Catalog of visiting black poets’ work on display in Hillman Library


Kaycee Orwig | Senior Staff Photographer

Colorful chapbooks — small collections of poetry centered on a theme — line the featured shelves in Hillman’s new African American poetry exhibit. The featured books were written and signed by black poets who have visited Pitt’s campus.

By Brenden Rearick, For The Pitt News

Hillman Library doesn’t typically allow visitors to write in its books — unless you’re a poet visiting with the Center for African American Poetry and Poetics.

Colorful chapbooks — small collections of poetry centered on a theme — currently line the featured shelves in Hillman’s new African American poetry exhibit. Though the content of each of these books may vary, all were written and signed by black poets who have visited Pitt’s campus.

The special collection exhibit was created in partnership between the CAAPP and the University Library System. Robin Kear, library liaison for the English department and Lauren Russell, a poet and assistant director of CAAPP, worked together to coordinate the exhibit. Since the inception of CAAPP in 2016, they’ve gathered extensive bibliographies of the poets who have visited Pitt, such as lyrical poet Simone White and Harryette Mullen, author of “House Envy of All The World,” having them sign copies of their work before they’re placed into the library system. Kear curated 41 of her favorite works by African American poets to display out of the library’s extensive collection for Black History Month.

“Whenever people are coming — the artists and the poets — Lauren will send me a list of items that we need from them,” she said. “I’ll work with Acquisitions to get them. We’ll buy out-of-print if we can if it’s a smaller edition or limited edition.”

The idea for the book signings came from CAAPP cofounder Dawn Lundy Martin. After a visit to the University at Buffalo, Martin took home its English department’s idea to honor visiting authors by getting an autographed copy of their work into the university library.

“When you give a reading [at University at Buffalo], it’s similar. They buy all the books you’ve written, including the smaller chapbooks with a limited press run if they can get them, you sign them in a special room with a special pen and it’s really lovely,” she said.

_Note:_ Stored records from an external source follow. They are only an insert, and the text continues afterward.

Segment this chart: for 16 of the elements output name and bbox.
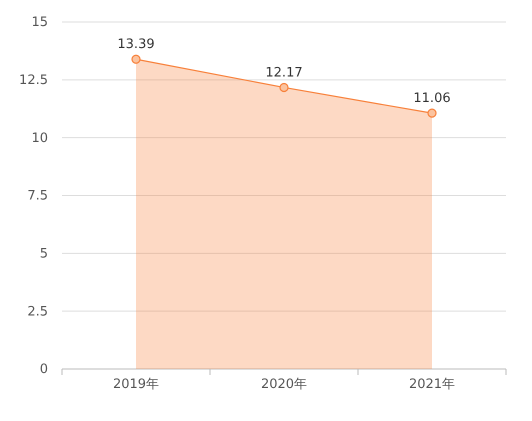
y-tick-label: 7.5 <box>27 188 48 204</box>
x-tick-label: 2020年 <box>260 377 308 392</box>
data-label: 13.39 <box>117 37 155 52</box>
y-tick-label: 2.5 <box>27 304 48 320</box>
data-label: 12.17 <box>265 65 303 80</box>
x-tick-label: 2021年 <box>408 377 456 392</box>
y-tick-label: 10 <box>31 130 48 146</box>
y-tick-label: 0 <box>40 362 48 378</box>
y-tick-label: 15 <box>31 15 48 30</box>
x-tick-label: 2019年 <box>112 377 160 392</box>
point <box>279 82 289 92</box>
data-label: 11.06 <box>413 91 451 106</box>
y-tick-label: 12.5 <box>19 72 48 88</box>
point <box>427 108 437 118</box>
point <box>131 54 141 64</box>
y-tick-label: 5 <box>40 246 48 262</box>
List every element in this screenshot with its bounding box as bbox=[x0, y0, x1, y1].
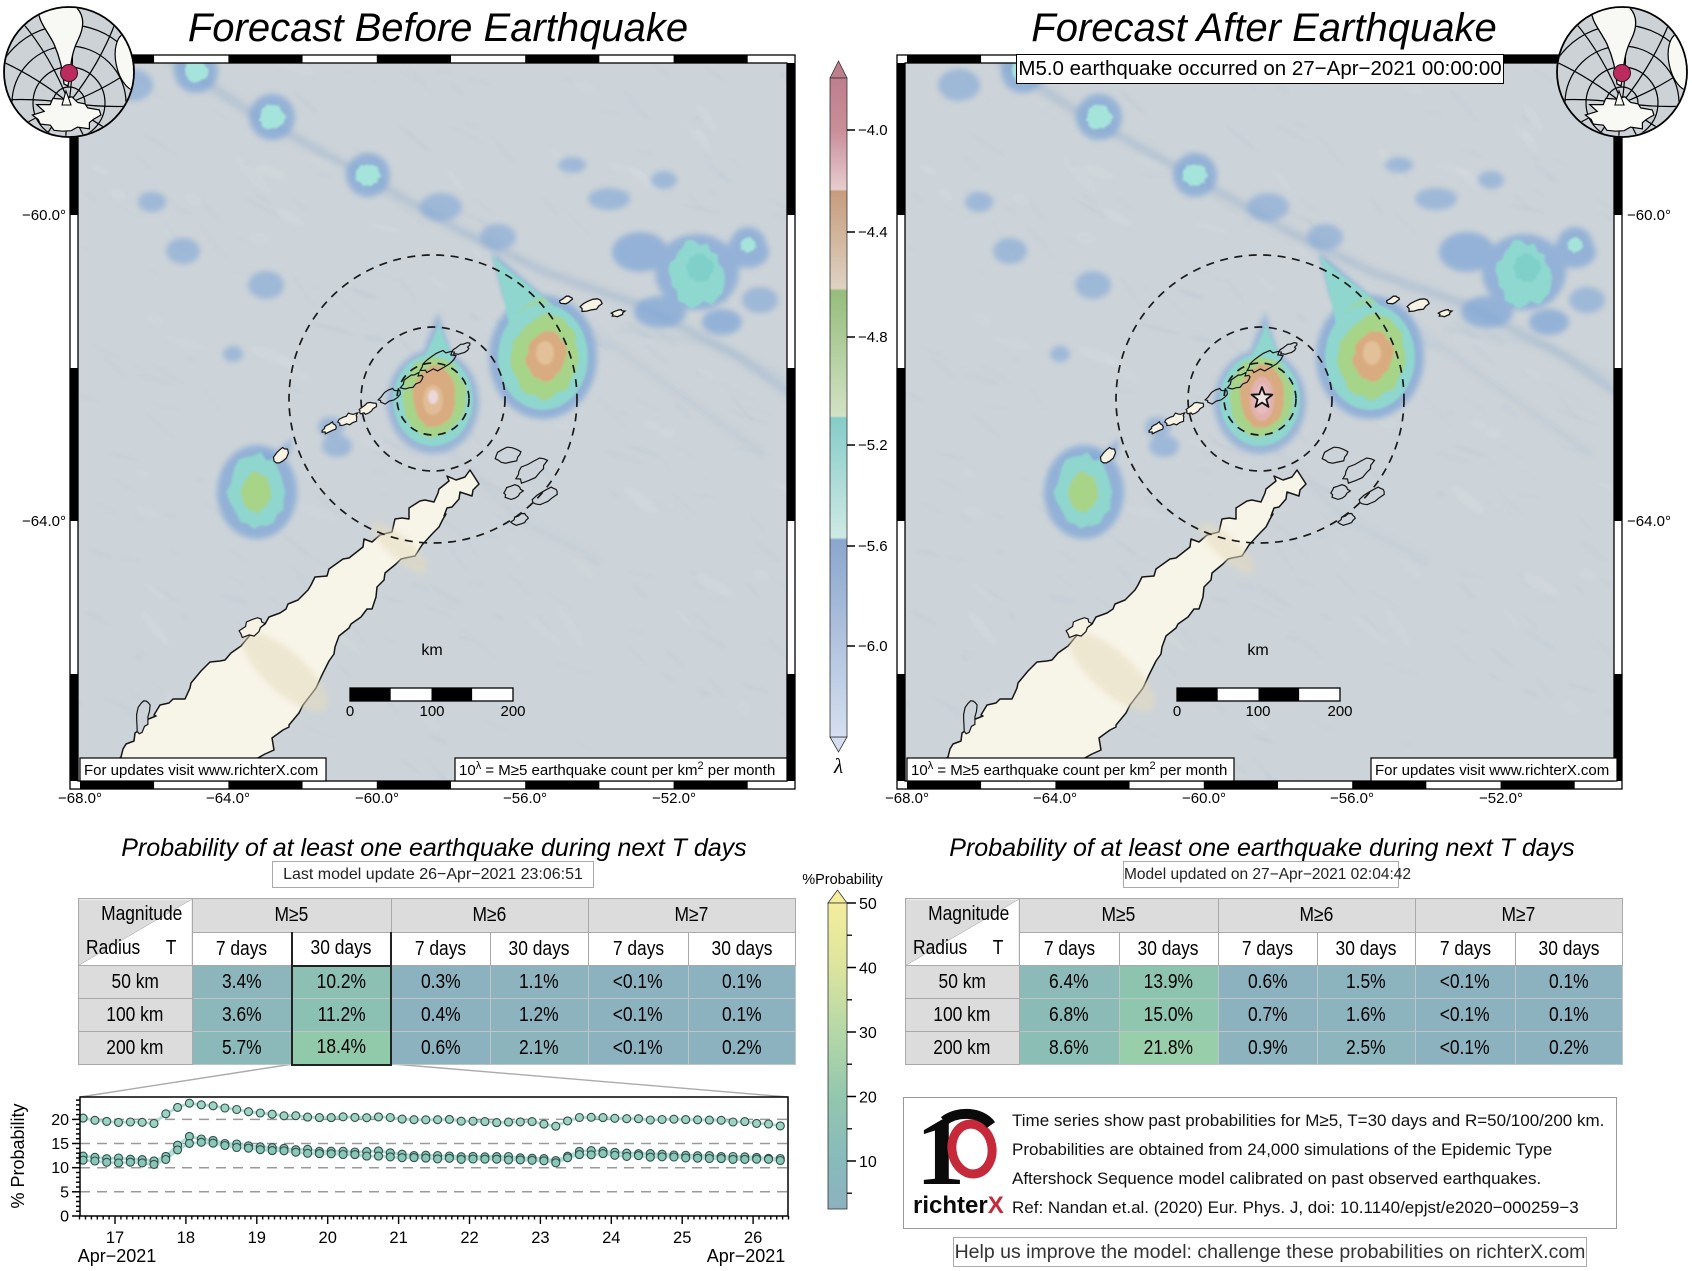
svg-text:100: 100 bbox=[1245, 703, 1270, 720]
svg-text:10: 10 bbox=[859, 1154, 877, 1171]
svg-text:20: 20 bbox=[319, 1229, 337, 1247]
svg-text:−60.0°: −60.0° bbox=[355, 790, 399, 807]
svg-text:10λ = M≥5 earthquake count per: 10λ = M≥5 earthquake count per km2 per m… bbox=[459, 760, 775, 779]
svg-text:26: 26 bbox=[744, 1229, 762, 1247]
svg-text:% Probability: % Probability bbox=[8, 1103, 28, 1208]
svg-text:−52.0°: −52.0° bbox=[1479, 790, 1523, 807]
svg-text:25: 25 bbox=[673, 1229, 691, 1247]
svg-text:40: 40 bbox=[859, 961, 877, 978]
svg-text:−56.0°: −56.0° bbox=[1330, 790, 1374, 807]
svg-text:−5.2: −5.2 bbox=[858, 437, 888, 454]
svg-text:−64.0°: −64.0° bbox=[1627, 513, 1671, 530]
svg-text:21: 21 bbox=[389, 1229, 407, 1247]
svg-text:−68.0°: −68.0° bbox=[885, 790, 929, 807]
svg-text:−4.8: −4.8 bbox=[858, 329, 888, 346]
svg-text:−64.0°: −64.0° bbox=[22, 513, 66, 530]
svg-text:20: 20 bbox=[51, 1112, 69, 1129]
svg-text:20: 20 bbox=[859, 1090, 877, 1107]
svg-text:−68.0°: −68.0° bbox=[58, 790, 102, 807]
svg-text:17: 17 bbox=[106, 1229, 124, 1247]
svg-text:−4.0: −4.0 bbox=[858, 122, 888, 139]
svg-text:−64.0°: −64.0° bbox=[1033, 790, 1077, 807]
svg-text:−6.0: −6.0 bbox=[858, 638, 888, 655]
svg-text:10: 10 bbox=[51, 1160, 69, 1177]
svg-text:30: 30 bbox=[859, 1025, 877, 1042]
svg-text:−52.0°: −52.0° bbox=[652, 790, 696, 807]
svg-text:200: 200 bbox=[500, 703, 525, 720]
svg-text:−60.0°: −60.0° bbox=[22, 207, 66, 224]
svg-text:−60.0°: −60.0° bbox=[1182, 790, 1226, 807]
svg-text:24: 24 bbox=[602, 1229, 620, 1247]
svg-text:−5.6: −5.6 bbox=[858, 538, 888, 555]
svg-text:%Probability: %Probability bbox=[802, 872, 883, 888]
svg-text:200: 200 bbox=[1327, 703, 1352, 720]
svg-text:23: 23 bbox=[531, 1229, 549, 1247]
svg-text:0: 0 bbox=[60, 1209, 69, 1226]
svg-text:km: km bbox=[1247, 642, 1268, 659]
svg-text:−64.0°: −64.0° bbox=[206, 790, 250, 807]
svg-text:100: 100 bbox=[419, 703, 444, 720]
svg-text:0: 0 bbox=[346, 703, 354, 720]
svg-text:Apr−2021: Apr−2021 bbox=[78, 1246, 157, 1266]
svg-text:19: 19 bbox=[248, 1229, 266, 1247]
svg-text:0: 0 bbox=[1173, 703, 1181, 720]
svg-text:15: 15 bbox=[51, 1136, 69, 1153]
svg-text:Apr−2021: Apr−2021 bbox=[707, 1246, 786, 1266]
svg-text:50: 50 bbox=[859, 896, 877, 913]
svg-text:−60.0°: −60.0° bbox=[1627, 207, 1671, 224]
svg-text:5: 5 bbox=[60, 1184, 69, 1201]
svg-text:For updates visit www.richterX: For updates visit www.richterX.com bbox=[1375, 762, 1609, 779]
svg-text:km: km bbox=[421, 642, 442, 659]
svg-text:−4.4: −4.4 bbox=[858, 224, 888, 241]
svg-text:18: 18 bbox=[177, 1229, 195, 1247]
svg-text:10λ = M≥5 earthquake count per: 10λ = M≥5 earthquake count per km2 per m… bbox=[911, 760, 1227, 779]
svg-text:For updates visit www.richterX: For updates visit www.richterX.com bbox=[84, 762, 318, 779]
svg-text:22: 22 bbox=[460, 1229, 478, 1247]
svg-text:λ: λ bbox=[833, 754, 843, 778]
svg-text:−56.0°: −56.0° bbox=[503, 790, 547, 807]
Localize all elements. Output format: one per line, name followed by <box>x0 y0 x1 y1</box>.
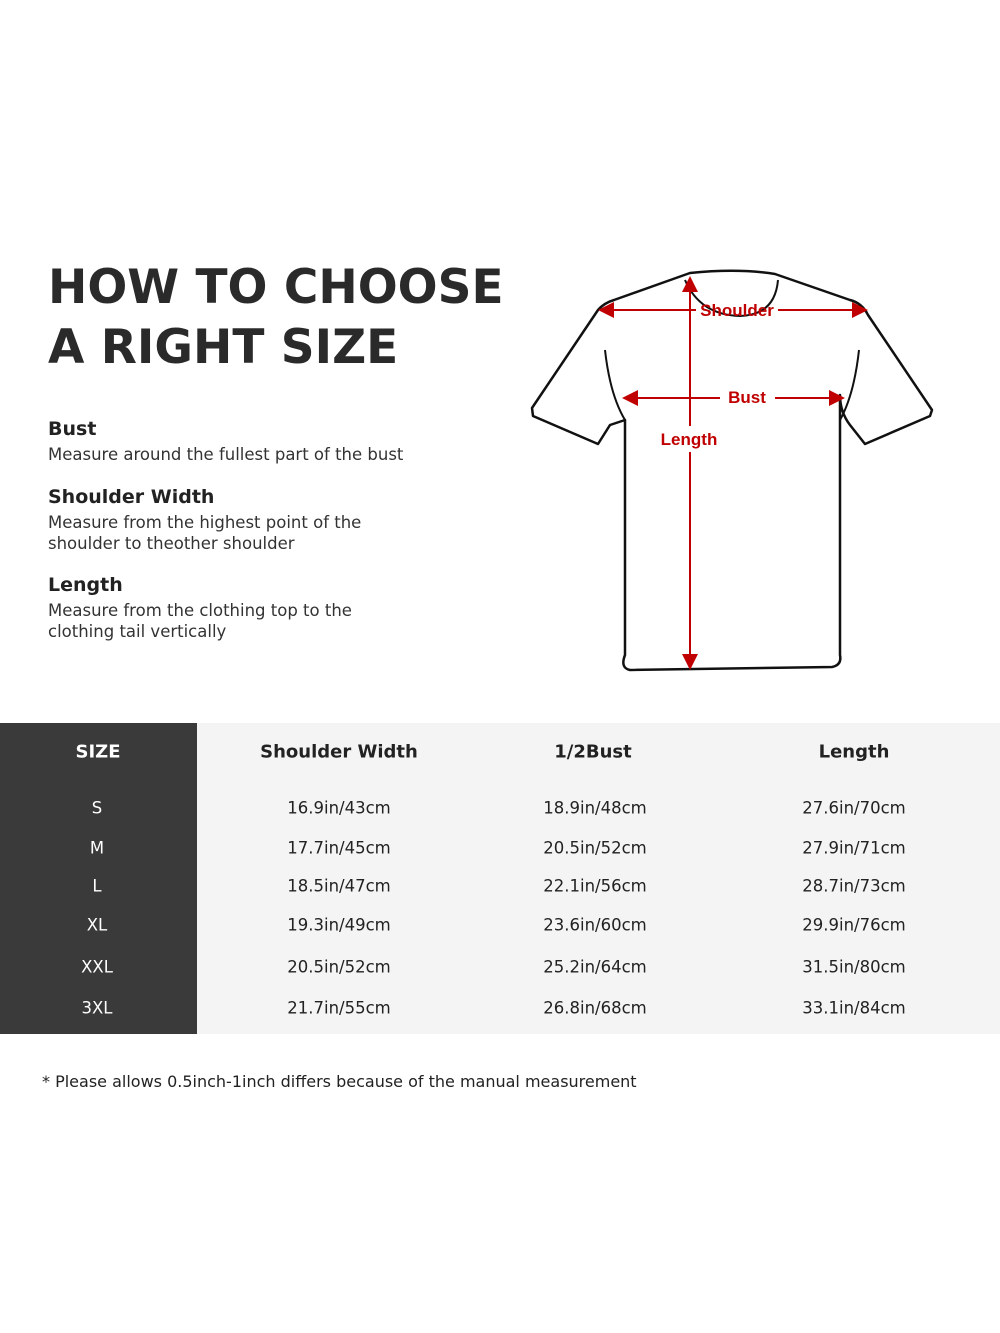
header-shoulder-width: Shoulder Width <box>260 741 418 763</box>
table-cell: 26.8in/68cm <box>543 998 647 1018</box>
bust-label: Bust <box>728 388 766 407</box>
header-size: SIZE <box>75 741 121 763</box>
table-cell: 17.7in/45cm <box>287 838 391 858</box>
size-m: M <box>89 838 105 858</box>
table-cell: 22.1in/56cm <box>543 876 647 896</box>
table-cell: 29.9in/76cm <box>802 915 906 935</box>
guide-text: Measure around the fullest part of the b… <box>48 445 404 464</box>
size-l: L <box>92 876 102 896</box>
table-cell: 20.5in/52cm <box>287 957 391 977</box>
guide-shoulder-width: Shoulder Width Measure from the highest … <box>48 486 361 554</box>
header-length: Length <box>818 741 890 763</box>
size-xxl: XXL <box>81 957 113 977</box>
tshirt-diagram: Shoulder Bust Length <box>530 269 934 672</box>
size-xl: XL <box>86 915 108 935</box>
measurement-arrows <box>598 276 868 670</box>
size-s: S <box>91 798 103 818</box>
table-cell: 27.9in/71cm <box>802 838 906 858</box>
guide-text: Measure from the clothing top to the clot… <box>48 601 352 641</box>
footnote: * Please allows 0.5inch-1inch differs be… <box>42 1072 637 1091</box>
title-line-1: HOW TO CHOOSE <box>48 260 504 315</box>
guide-heading: Bust <box>48 418 97 440</box>
guide-bust: Bust Measure around the fullest part of … <box>48 418 403 465</box>
title-line-2: A RIGHT SIZE <box>48 320 399 375</box>
table-cell: 16.9in/43cm <box>287 798 391 818</box>
size-3xl: 3XL <box>81 998 113 1018</box>
guide-text: Measure from the highest point of the sho… <box>48 513 362 553</box>
size-table: SIZE S M L XL XXL 3XL Shoulder Width 1/2… <box>0 723 1000 1034</box>
shoulder-label: Shoulder <box>700 301 774 320</box>
table-cell: 33.1in/84cm <box>802 998 906 1018</box>
guide-length: Length Measure from the clothing top to … <box>48 574 352 642</box>
header-half-bust: 1/2Bust <box>554 741 632 763</box>
table-cell: 20.5in/52cm <box>543 838 647 858</box>
table-cell: 21.7in/55cm <box>287 998 391 1018</box>
table-cell: 18.5in/47cm <box>287 876 391 896</box>
guide-heading: Length <box>48 574 123 596</box>
size-column: SIZE S M L XL XXL 3XL <box>0 723 197 1034</box>
table-cell: 28.7in/73cm <box>802 876 906 896</box>
table-cell: 25.2in/64cm <box>543 957 647 977</box>
length-label: Length <box>661 430 718 449</box>
tshirt-outline <box>530 269 934 672</box>
table-cell: 31.5in/80cm <box>802 957 906 977</box>
guide-heading: Shoulder Width <box>48 486 215 508</box>
table-cell: 23.6in/60cm <box>543 915 647 935</box>
table-cell: 18.9in/48cm <box>543 798 647 818</box>
table-cell: 19.3in/49cm <box>287 915 391 935</box>
page-title: HOW TO CHOOSE A RIGHT SIZE <box>48 258 504 378</box>
table-cell: 27.6in/70cm <box>802 798 906 818</box>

Martin said the tradition has been a great way to extend the University’s African American poetry collection while keeping an archive of the CAAPP programming thus far.

In addition to campus readings, the visiting writers often get a chance to interact directly with the student body. Russell said CAAPP has organized hands-on work between the visiting poets, such as Rickey Laurentiis, and students through the Studio in African American Poetry & Poetics course.

“The guests will circulate work in progress to the students ahead of time, and then the students present responses to the guest’s work in progress,” she said. “For some of the guests, that’s been really meaningful in helping them think about their own work.”

CAAPP has brought dozens of black writers — activists and artists like poet Fred Moten and photographer LaToya Ruby Frazier — to campus for events centered on different topics such as black futurism and poetic form. According to Martin, the process for selecting prospective visitors is fairly intuitive. She said when the time comes for picking authors to visit, the CAAPP board thinks of a theme that Martin and her cohorts from the center find interesting. Potential speakers are selected based on that theme.

“I like to invite people who [have] some interesting juxtaposition in the work that they’re doing and maybe the genres they’re working in,” she said.

Though Black History Month is over at the end of February, CAAPP has a full lineup of events throughout the rest of the semester. For those who still may not “get” poetry and are intimidated by the exhibit, Martin recommends starting with “Citizen” by Claudia Rankine as a starting point because of her prominence in the poetry community. Kear suggests picking up a book by poets Carl Phillips or Saretta Morgan, while Russell said Jonah Mixon-Webster’s “Stereo(TYPE)” is a book well worth diving into.

Multiple books by Martin and Russell themselves feature on the shelves of the exhibit as well. Martin said this particular exhibit serves as a way for students unfamiliar with the medium to become more familiar both with poetry and black artists.

“Most people don’t read poetry. A lot of people don’t teach poetry,” she said. “So this is an opportunity for them to learn about some poets that they don’t know about, to learn about some black poets they don’t know about, and to maybe incorporate those poets into their syllabi.”